Reza Mousavi
2026
Generalization or Memorization? Multi-Agent vs. Baseline LLMs and AutoML Models for Tabular Classification
Aida Sanatizadeh | Sorouralsadat Fatemi | Reza Mousavi | Ahmed Abbasi
Findings of the Association for Computational Linguistics: ACL 2026
Aida Sanatizadeh | Sorouralsadat Fatemi | Reza Mousavi | Ahmed Abbasi
Findings of the Association for Computational Linguistics: ACL 2026
Large Language Models (LLMs) are increasingly used for structured tabular data, yet it remains unclear whether their performance reflects genuine reasoning or memorization of pre-training corpora.
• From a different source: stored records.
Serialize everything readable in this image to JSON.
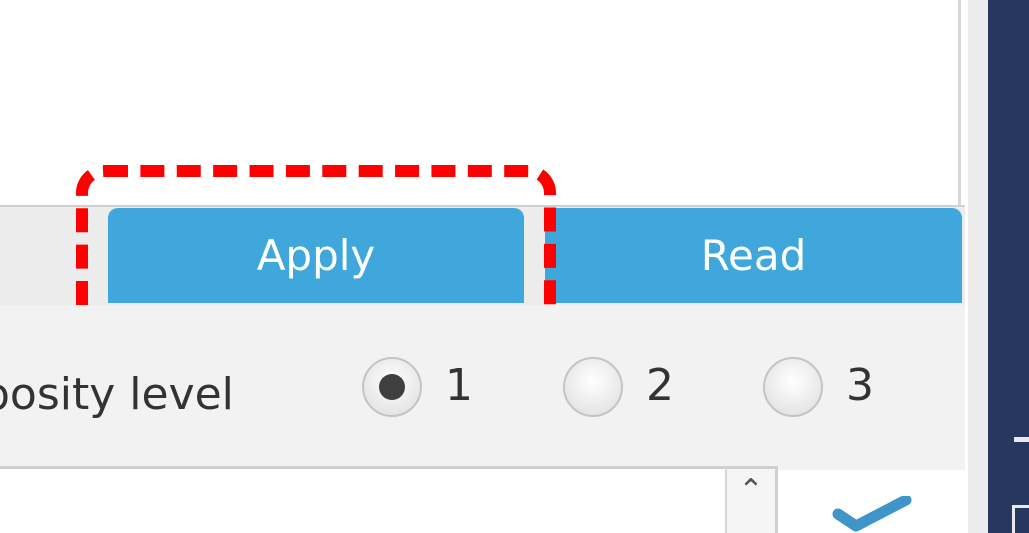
{
  "toolbar": {
    "apply_label": "Apply",
    "read_label": "Read"
  },
  "settings": {
    "verbosity_label": "bosity level",
    "verbosity_options": [
      "1",
      "2",
      "3"
    ],
    "selected_level": "1"
  },
  "colors": {
    "button_bg": "#3fa7db",
    "button_text": "#ffffff",
    "highlight": "#ff0000",
    "dark_panel": "#28375f"
  },
  "icons": {
    "scroll_up": "chevron-up-icon",
    "check": "check-icon"
  }
}
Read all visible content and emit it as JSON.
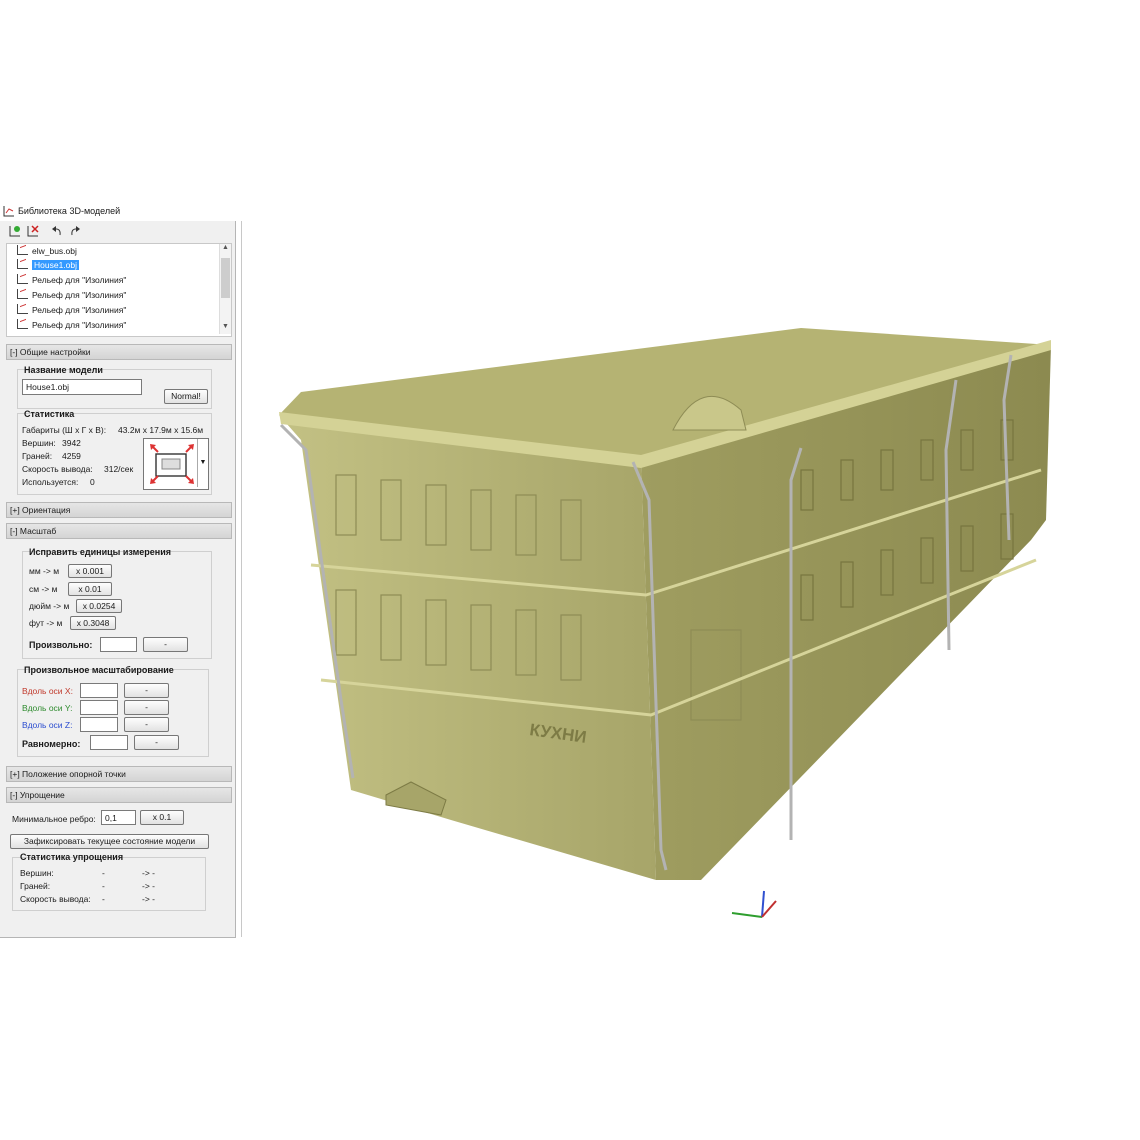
{
  "window": {
    "title": "Библиотека 3D-моделей"
  },
  "toolbar": {
    "icons": [
      "add-model-icon",
      "remove-model-icon",
      "undo-icon",
      "redo-icon"
    ]
  },
  "tree": {
    "items": [
      {
        "label": "elw_bus.obj",
        "selected": false
      },
      {
        "label": "House1.obj",
        "selected": true
      },
      {
        "label": "Рельеф для \"Изолиния\"",
        "selected": false
      },
      {
        "label": "Рельеф для \"Изолиния\"",
        "selected": false
      },
      {
        "label": "Рельеф для \"Изолиния\"",
        "selected": false
      },
      {
        "label": "Рельеф для \"Изолиния\"",
        "selected": false
      }
    ]
  },
  "general": {
    "header": "[-] Общие настройки",
    "name_group": "Название модели",
    "model_name": "House1.obj",
    "normal_button": "Normal!",
    "stats_group": "Статистика",
    "dims_label": "Габариты (Ш х Г х В):",
    "dims_value": "43.2м x 17.9м x 15.6м",
    "vertices_label": "Вершин:",
    "vertices_value": "3942",
    "faces_label": "Граней:",
    "faces_value": "4259",
    "speed_label": "Скорость вывода:",
    "speed_value": "312/сек",
    "used_label": "Используется:",
    "used_value": "0"
  },
  "orientation": {
    "header": "[+] Ориентация"
  },
  "scale": {
    "header": "[-] Масштаб",
    "fix_group": "Исправить единицы измерения",
    "rows": [
      {
        "label": "мм -> м",
        "button": "x 0.001"
      },
      {
        "label": "см -> м",
        "button": "x 0.01"
      },
      {
        "label": "дюйм -> м",
        "button": "x 0.0254"
      },
      {
        "label": "фут -> м",
        "button": "x 0.3048"
      }
    ],
    "arbitrary_label": "Произвольно:",
    "dash": "-",
    "free_group": "Произвольное масштабирование",
    "axis_x": "Вдоль оси X:",
    "axis_y": "Вдоль оси Y:",
    "axis_z": "Вдоль оси Z:",
    "uniform": "Равномерно:"
  },
  "pivot": {
    "header": "[+] Положение опорной точки"
  },
  "simplify": {
    "header": "[-] Упрощение",
    "min_edge_label": "Минимальное ребро:",
    "min_edge_value": "0,1",
    "min_edge_button": "x 0.1",
    "fix_button": "Зафиксировать текущее состояние модели",
    "stats_group": "Статистика упрощения",
    "vertices_label": "Вершин:",
    "faces_label": "Граней:",
    "speed_label": "Скорость вывода:",
    "dash": "-",
    "arrow": "-> -"
  },
  "viewport": {
    "sign_text": "КУХНИ",
    "model_color": "#b9b777",
    "axis_colors": {
      "x": "#2e9e2e",
      "y": "#3050d0",
      "z": "#c03030"
    }
  }
}
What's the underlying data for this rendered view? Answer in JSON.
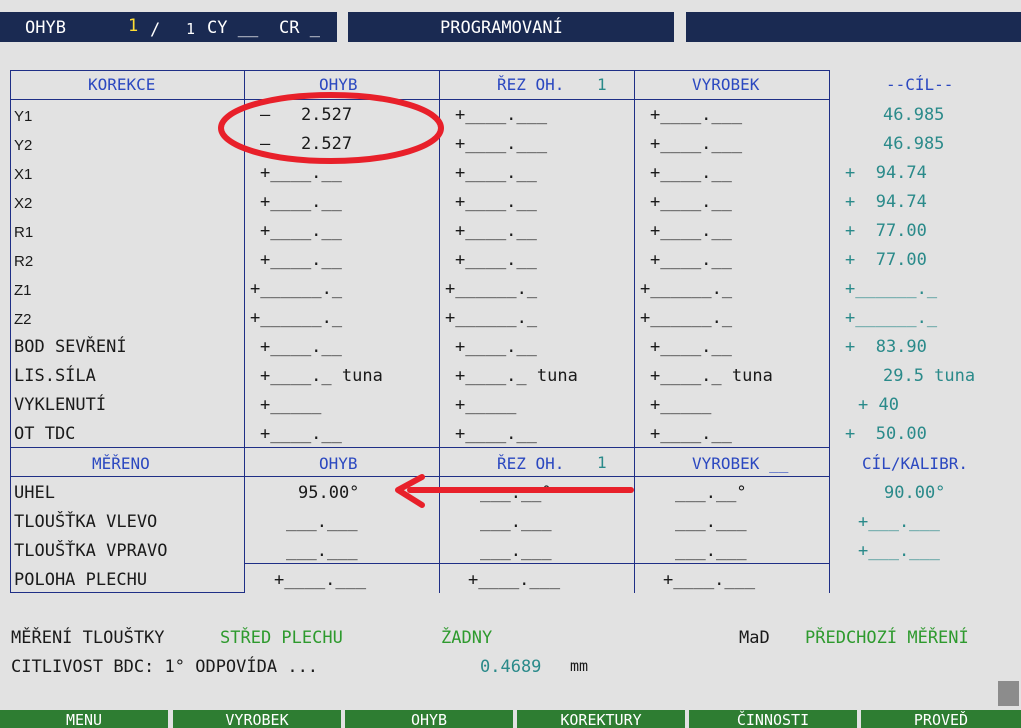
{
  "header": {
    "ohyb_label": "OHYB",
    "ohyb_num": "1",
    "slash": "/",
    "total": "1",
    "cy": "CY __",
    "cr": "CR _",
    "mode": "PROGRAMOVANÍ"
  },
  "table": {
    "headers": [
      "KOREKCE",
      "OHYB",
      "ŘEZ OH.",
      "VYROBEK",
      "--CÍL--"
    ],
    "rez_num": "1",
    "rows": [
      {
        "label": "Y1",
        "ohyb": "–   2.527",
        "rez": "+____.___",
        "vyr": "+____.___",
        "cil": "46.985"
      },
      {
        "label": "Y2",
        "ohyb": "–   2.527",
        "rez": "+____.___",
        "vyr": "+____.___",
        "cil": "46.985"
      },
      {
        "label": "X1",
        "ohyb": "+____.__",
        "rez": "+____.__",
        "vyr": "+____.__",
        "cil": "+  94.74"
      },
      {
        "label": "X2",
        "ohyb": "+____.__",
        "rez": "+____.__",
        "vyr": "+____.__",
        "cil": "+  94.74"
      },
      {
        "label": "R1",
        "ohyb": "+____.__",
        "rez": "+____.__",
        "vyr": "+____.__",
        "cil": "+  77.00"
      },
      {
        "label": "R2",
        "ohyb": "+____.__",
        "rez": "+____.__",
        "vyr": "+____.__",
        "cil": "+  77.00"
      },
      {
        "label": "Z1",
        "ohyb": "+______._",
        "rez": "+______._",
        "vyr": "+______._",
        "cil": "+______._"
      },
      {
        "label": "Z2",
        "ohyb": "+______._",
        "rez": "+______._",
        "vyr": "+______._",
        "cil": "+______._"
      },
      {
        "label": "BOD SEVŘENÍ",
        "ohyb": "+____.__",
        "rez": "+____.__",
        "vyr": "+____.__",
        "cil": "+  83.90"
      },
      {
        "label": "LIS.SÍLA",
        "ohyb": "+____._ tuna",
        "rez": "+____._ tuna",
        "vyr": "+____._ tuna",
        "cil": "29.5 tuna"
      },
      {
        "label": "VYKLENUTÍ",
        "ohyb": "+_____",
        "rez": "+_____",
        "vyr": "+_____",
        "cil": "+ 40"
      },
      {
        "label": "OT TDC",
        "ohyb": "+____.__",
        "rez": "+____.__",
        "vyr": "+____.__",
        "cil": "+  50.00"
      }
    ]
  },
  "measure": {
    "headers": [
      "MĚŘENO",
      "OHYB",
      "ŘEZ OH.",
      "VYROBEK __",
      "CÍL/KALIBR."
    ],
    "rez_num": "1",
    "rows": [
      {
        "label": "UHEL",
        "ohyb": "95.00°",
        "rez": "___.__°",
        "vyr": "___.__°",
        "cil": "90.00°"
      },
      {
        "label": "TLOUŠŤKA VLEVO",
        "ohyb": "___.___",
        "rez": "___.___",
        "vyr": "___.___",
        "cil": "+___.___"
      },
      {
        "label": "TLOUŠŤKA VPRAVO",
        "ohyb": "___.___",
        "rez": "___.___",
        "vyr": "___.___",
        "cil": "+___.___"
      },
      {
        "label": "POLOHA PLECHU",
        "ohyb": "+____.___",
        "rez": "+____.___",
        "vyr": "+____.___",
        "cil": ""
      }
    ]
  },
  "bottom": {
    "mereni_label": "MĚŘENÍ TLOUŠTKY",
    "stred": "STŘED PLECHU",
    "zadny": "ŽADNY",
    "mad": "MaD",
    "predchozi": "PŘEDCHOZÍ MĚŘENÍ",
    "citlivost": "CITLIVOST BDC: 1° ODPOVÍDA ...",
    "value": "0.4689",
    "unit": "mm"
  },
  "fkeys": [
    "MENU",
    "VYROBEK",
    "OHYB",
    "KOREKTURY",
    "ČINNOSTI",
    "PROVEĎ"
  ],
  "colors": {
    "accent": "#2b48c0",
    "header_bg": "#1a2a52",
    "annotation": "#e8202a",
    "fkey_bg": "#2e7d32"
  }
}
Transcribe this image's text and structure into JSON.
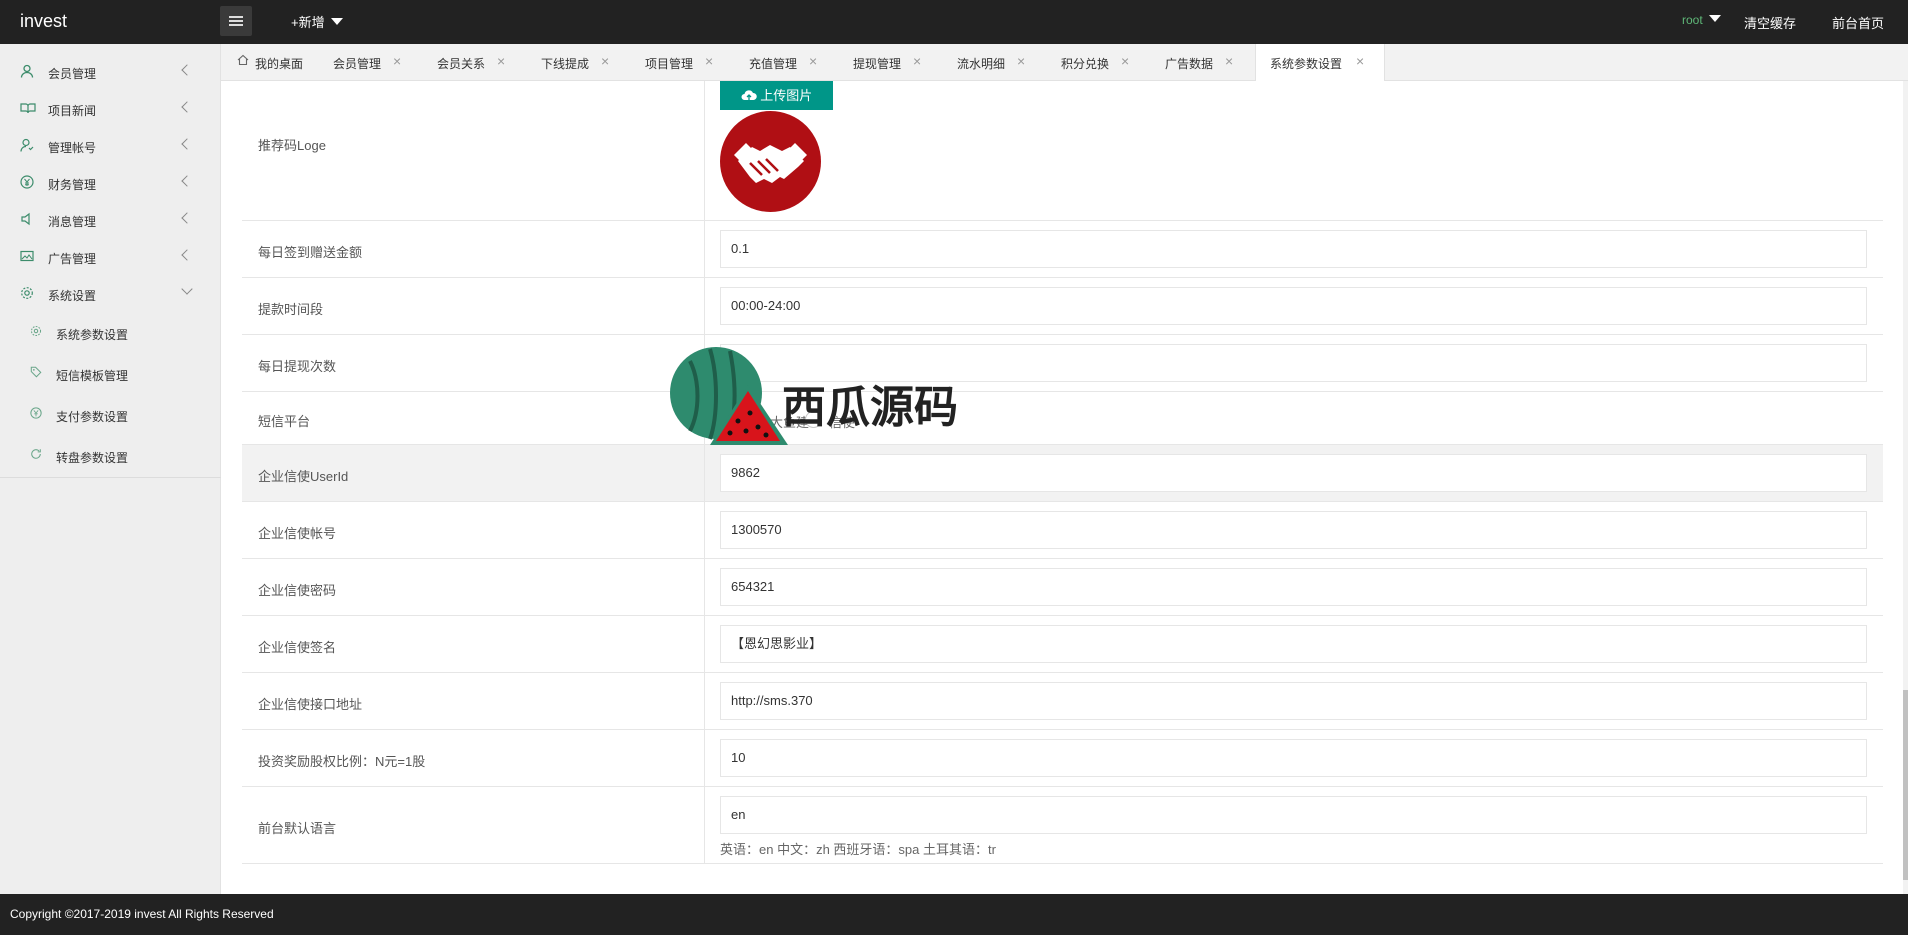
{
  "app": {
    "title": "invest"
  },
  "header": {
    "new_label": "+新增",
    "user": "root",
    "clear_cache": "清空缓存",
    "front_home": "前台首页"
  },
  "sidebar": {
    "items": [
      {
        "label": "会员管理",
        "icon": "user-icon"
      },
      {
        "label": "项目新闻",
        "icon": "book-icon"
      },
      {
        "label": "管理帐号",
        "icon": "account-icon"
      },
      {
        "label": "财务管理",
        "icon": "yen-icon"
      },
      {
        "label": "消息管理",
        "icon": "speaker-icon"
      },
      {
        "label": "广告管理",
        "icon": "image-icon"
      },
      {
        "label": "系统设置",
        "icon": "gear-icon",
        "expanded": true
      }
    ],
    "subitems": [
      {
        "label": "系统参数设置",
        "icon": "gear-icon"
      },
      {
        "label": "短信模板管理",
        "icon": "tag-icon"
      },
      {
        "label": "支付参数设置",
        "icon": "yen-icon"
      },
      {
        "label": "转盘参数设置",
        "icon": "refresh-icon"
      }
    ]
  },
  "tabs": [
    {
      "label": "我的桌面"
    },
    {
      "label": "会员管理"
    },
    {
      "label": "会员关系"
    },
    {
      "label": "下线提成"
    },
    {
      "label": "项目管理"
    },
    {
      "label": "充值管理"
    },
    {
      "label": "提现管理"
    },
    {
      "label": "流水明细"
    },
    {
      "label": "积分兑换"
    },
    {
      "label": "广告数据"
    },
    {
      "label": "系统参数设置",
      "active": true
    }
  ],
  "form": {
    "logo_row": {
      "label": "推荐码Loge",
      "upload_label": "上传图片"
    },
    "rows": [
      {
        "label": "每日签到赠送金额",
        "value": "0.1"
      },
      {
        "label": "提款时间段",
        "value": "00:00-24:00"
      },
      {
        "label": "每日提现次数",
        "value": ""
      }
    ],
    "sms": {
      "label": "短信平台",
      "option1": "阿里大鱼建",
      "option2": "信使"
    },
    "rows2": [
      {
        "label": "企业信使UserId",
        "value": "9862"
      },
      {
        "label": "企业信使帐号",
        "value": "1300570"
      },
      {
        "label": "企业信使密码",
        "value": "654321"
      },
      {
        "label": "企业信使签名",
        "value": "【恩幻思影业】"
      },
      {
        "label": "企业信使接口地址",
        "value": "http://sms.370"
      },
      {
        "label": "投资奖励股权比例：N元=1股",
        "value": "10"
      }
    ],
    "lang": {
      "label": "前台默认语言",
      "value": "en",
      "hint": "英语：en 中文：zh 西班牙语：spa 土耳其语：tr"
    }
  },
  "watermark": {
    "text": "西瓜源码"
  },
  "footer": {
    "copyright": "Copyright ©2017-2019 invest All Rights Reserved"
  },
  "colors": {
    "topbar": "#222222",
    "accent": "#009688",
    "user": "#5FB878",
    "logo_red": "#b00f14"
  }
}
We investigate this question through a rigorous, contamination-aware evaluation of a representative modular Multi-Agent LLM (MALLM) framework against state-of-the-art AutoML systems and established baselines (TABLET, TABLLM). We evaluate eleven binary classification tasks: five pre-cutoff benchmarks likely seen during LLM pre-training and six post-cutoff datasets released after the LLM knowledge cutoff. Results show a sharp performance dichotomy: MALLM achieves competitive or superior performance on pre-cutoff datasets but substantially underperforms AutoML on post-cutoff data, exhibiting poor calibration and high variance, especially on hard-to-classify instances. By contrast, AutoML models generalize consistently and align confidence more closely with instance hardness. These findings suggest that, despite agentic scaffolding, current LLMs cannot yet replace production-grade discriminative models for tabular classification, underscoring the need for contamination-free benchmarks to accurately assess tabular reasoning capabilities.